Le jeu peut-il rendre les étudiants plus créatifs ? Le cas du jeu le Bus à l’envers

Considérée comme une ressource utile au développement personnel, professionnel et aux transformations sociétales, la créativité consiste à produire des idées nouvelles et utiles pour résoudre un problème ou atteindre un objectif. Ces dernières années, le monde socio-économique (re)découvre les vertus de la créativité face à de nouveaux besoins de savoir-être transversaux et collaboratifs utiles au développement de l’innovation dans les entreprises et plus largement dans la société. Le World Economic Forum, dans son rapport sur le capital humain intitulé “Se préparer à l’avenir du travail” classe la créativité comme une des trois compétences dont les entreprises vont avoir le plus besoin.

 

Beaucoup d’entre nous, en lisant ces première phrases sont en train de se dire : « Oui, mais moi je ne suis pas créatif ! ». Fausse idée et malheureusement beaucoup trop répandue ! Chaque individu dispose de compétences créatives plus ou moins développées comme le montre les travaux de Gérard Puccio. Il n’existe pas, comme on semble parfois le suggérer ou le penser, d’individus non créatifs. Chacun a des préférences créatives et peut à un moment ou à un autre apporter ses connaissances, mettre en œuvre des savoir-faire ou développer des savoir-être utiles à une créativité individuelle et surtout collective.

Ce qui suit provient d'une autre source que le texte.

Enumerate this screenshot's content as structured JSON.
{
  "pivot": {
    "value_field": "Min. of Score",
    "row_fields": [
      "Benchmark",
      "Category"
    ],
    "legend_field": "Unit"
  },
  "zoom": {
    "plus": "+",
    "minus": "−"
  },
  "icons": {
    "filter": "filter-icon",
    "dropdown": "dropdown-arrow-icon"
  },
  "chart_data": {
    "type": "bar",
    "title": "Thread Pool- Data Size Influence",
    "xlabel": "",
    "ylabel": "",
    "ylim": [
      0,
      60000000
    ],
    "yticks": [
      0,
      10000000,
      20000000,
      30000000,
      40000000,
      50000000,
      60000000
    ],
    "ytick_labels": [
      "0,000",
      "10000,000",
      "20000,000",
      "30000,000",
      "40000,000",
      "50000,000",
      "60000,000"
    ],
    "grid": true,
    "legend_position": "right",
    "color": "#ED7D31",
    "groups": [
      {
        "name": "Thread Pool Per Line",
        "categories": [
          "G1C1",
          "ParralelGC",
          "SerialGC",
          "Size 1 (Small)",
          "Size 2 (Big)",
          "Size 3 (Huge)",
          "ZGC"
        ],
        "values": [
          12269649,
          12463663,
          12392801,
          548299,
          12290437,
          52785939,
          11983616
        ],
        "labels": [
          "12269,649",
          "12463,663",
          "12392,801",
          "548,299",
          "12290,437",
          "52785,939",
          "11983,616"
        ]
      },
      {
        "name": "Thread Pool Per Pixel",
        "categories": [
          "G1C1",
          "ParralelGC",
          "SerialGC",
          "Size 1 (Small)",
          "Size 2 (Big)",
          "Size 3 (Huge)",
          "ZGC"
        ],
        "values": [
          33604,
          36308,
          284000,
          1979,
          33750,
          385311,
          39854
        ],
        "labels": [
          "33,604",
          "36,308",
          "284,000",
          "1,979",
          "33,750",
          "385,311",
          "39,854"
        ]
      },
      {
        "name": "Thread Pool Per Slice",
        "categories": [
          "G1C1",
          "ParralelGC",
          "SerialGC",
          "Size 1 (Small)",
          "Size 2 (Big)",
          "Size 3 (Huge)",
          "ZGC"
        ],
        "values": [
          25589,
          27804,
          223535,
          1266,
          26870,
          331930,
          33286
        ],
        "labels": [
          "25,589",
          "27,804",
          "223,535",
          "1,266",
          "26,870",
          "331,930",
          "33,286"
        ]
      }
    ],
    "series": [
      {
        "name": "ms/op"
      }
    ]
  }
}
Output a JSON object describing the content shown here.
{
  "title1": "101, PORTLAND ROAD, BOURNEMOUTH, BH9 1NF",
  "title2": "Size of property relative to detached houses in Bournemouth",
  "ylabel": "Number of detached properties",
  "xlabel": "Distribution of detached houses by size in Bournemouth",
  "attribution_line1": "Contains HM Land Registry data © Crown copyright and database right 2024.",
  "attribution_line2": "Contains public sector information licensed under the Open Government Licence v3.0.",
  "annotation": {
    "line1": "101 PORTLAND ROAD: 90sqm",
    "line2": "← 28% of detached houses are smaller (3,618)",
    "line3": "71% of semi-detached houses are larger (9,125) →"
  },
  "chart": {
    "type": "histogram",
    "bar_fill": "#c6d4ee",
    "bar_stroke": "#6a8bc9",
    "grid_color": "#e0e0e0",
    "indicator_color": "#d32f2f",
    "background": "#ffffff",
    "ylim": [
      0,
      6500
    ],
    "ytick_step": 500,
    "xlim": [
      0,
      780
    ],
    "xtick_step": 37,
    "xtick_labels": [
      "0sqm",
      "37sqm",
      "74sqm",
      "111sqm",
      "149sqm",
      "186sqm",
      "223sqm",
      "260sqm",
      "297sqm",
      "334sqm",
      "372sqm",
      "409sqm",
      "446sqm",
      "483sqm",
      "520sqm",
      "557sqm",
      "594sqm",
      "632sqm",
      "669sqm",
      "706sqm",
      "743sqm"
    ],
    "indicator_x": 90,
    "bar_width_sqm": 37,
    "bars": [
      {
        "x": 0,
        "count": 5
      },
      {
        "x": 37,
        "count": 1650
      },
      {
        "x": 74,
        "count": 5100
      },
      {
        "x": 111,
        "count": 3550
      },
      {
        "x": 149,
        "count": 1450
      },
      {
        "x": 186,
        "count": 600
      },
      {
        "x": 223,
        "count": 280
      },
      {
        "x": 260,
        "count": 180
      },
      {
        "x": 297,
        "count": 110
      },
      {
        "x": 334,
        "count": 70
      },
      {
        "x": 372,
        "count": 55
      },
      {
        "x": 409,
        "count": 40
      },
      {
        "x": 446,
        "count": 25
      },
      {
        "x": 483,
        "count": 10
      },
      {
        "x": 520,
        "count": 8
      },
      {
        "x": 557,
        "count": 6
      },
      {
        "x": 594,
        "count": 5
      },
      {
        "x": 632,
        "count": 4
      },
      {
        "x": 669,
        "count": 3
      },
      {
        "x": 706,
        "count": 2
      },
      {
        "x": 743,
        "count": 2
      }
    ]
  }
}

Enseignant à l’université auprès d’étudiants en licence et en master, nous essayons de faire comprendre aux étudiants qu’ils ont tous une part de créativité en eux et qu’ils peuvent la développer. Cependant, nous avons fait le constat que, confrontés à la résolution d’un problème lors d’un processus créatif, nos étudiants avaient beaucoup de difficultés à générer des idées créatives. Ils ne se permettent pas de dépasser leurs schémas de pensée habituels. Ils ne s’autorisent pas à sortir hors du cadre, à penser hors des sentiers battus. De plus, dès qu’ils trouvent une ou deux idées, ils s’arrêtent !  Or comme le dit Linus Pauling, double prix Nobel de chimie : «  le meilleur moyen d’avoir une bonne idée et d’avoir beaucoup d’idées ! ».

Des enseignants qui créent un jeu de créativité

Dès lors comment aider nos étudiants à être plus créatifs et surtout à croire en leur potentielle créativité ? Comment les conduire à générer un maximum d’idées face à un problème. Et ce d’autant plus que la créativité s’apprend en faisant, plus un étudiant pratique la génération d’idées, plus il générera par la suite des idées de qualité (Baruah et Paulus, 2008).

Pendant un an, notre groupe d’enseignant issu de disciplines universitaires variées (management et accompagnement de l’innovation, designer, information et communication, lettres modernes, linguistique) a tenté d’identifier des mécanismes et stimuli susceptibles d’amener des étudiants à générer un grand nombre d’idées créatives. Nous avons intégré ces mécanismes dans un jeu appelé Le Bus à l’envers afin de favoriser la génération d’idées créatives.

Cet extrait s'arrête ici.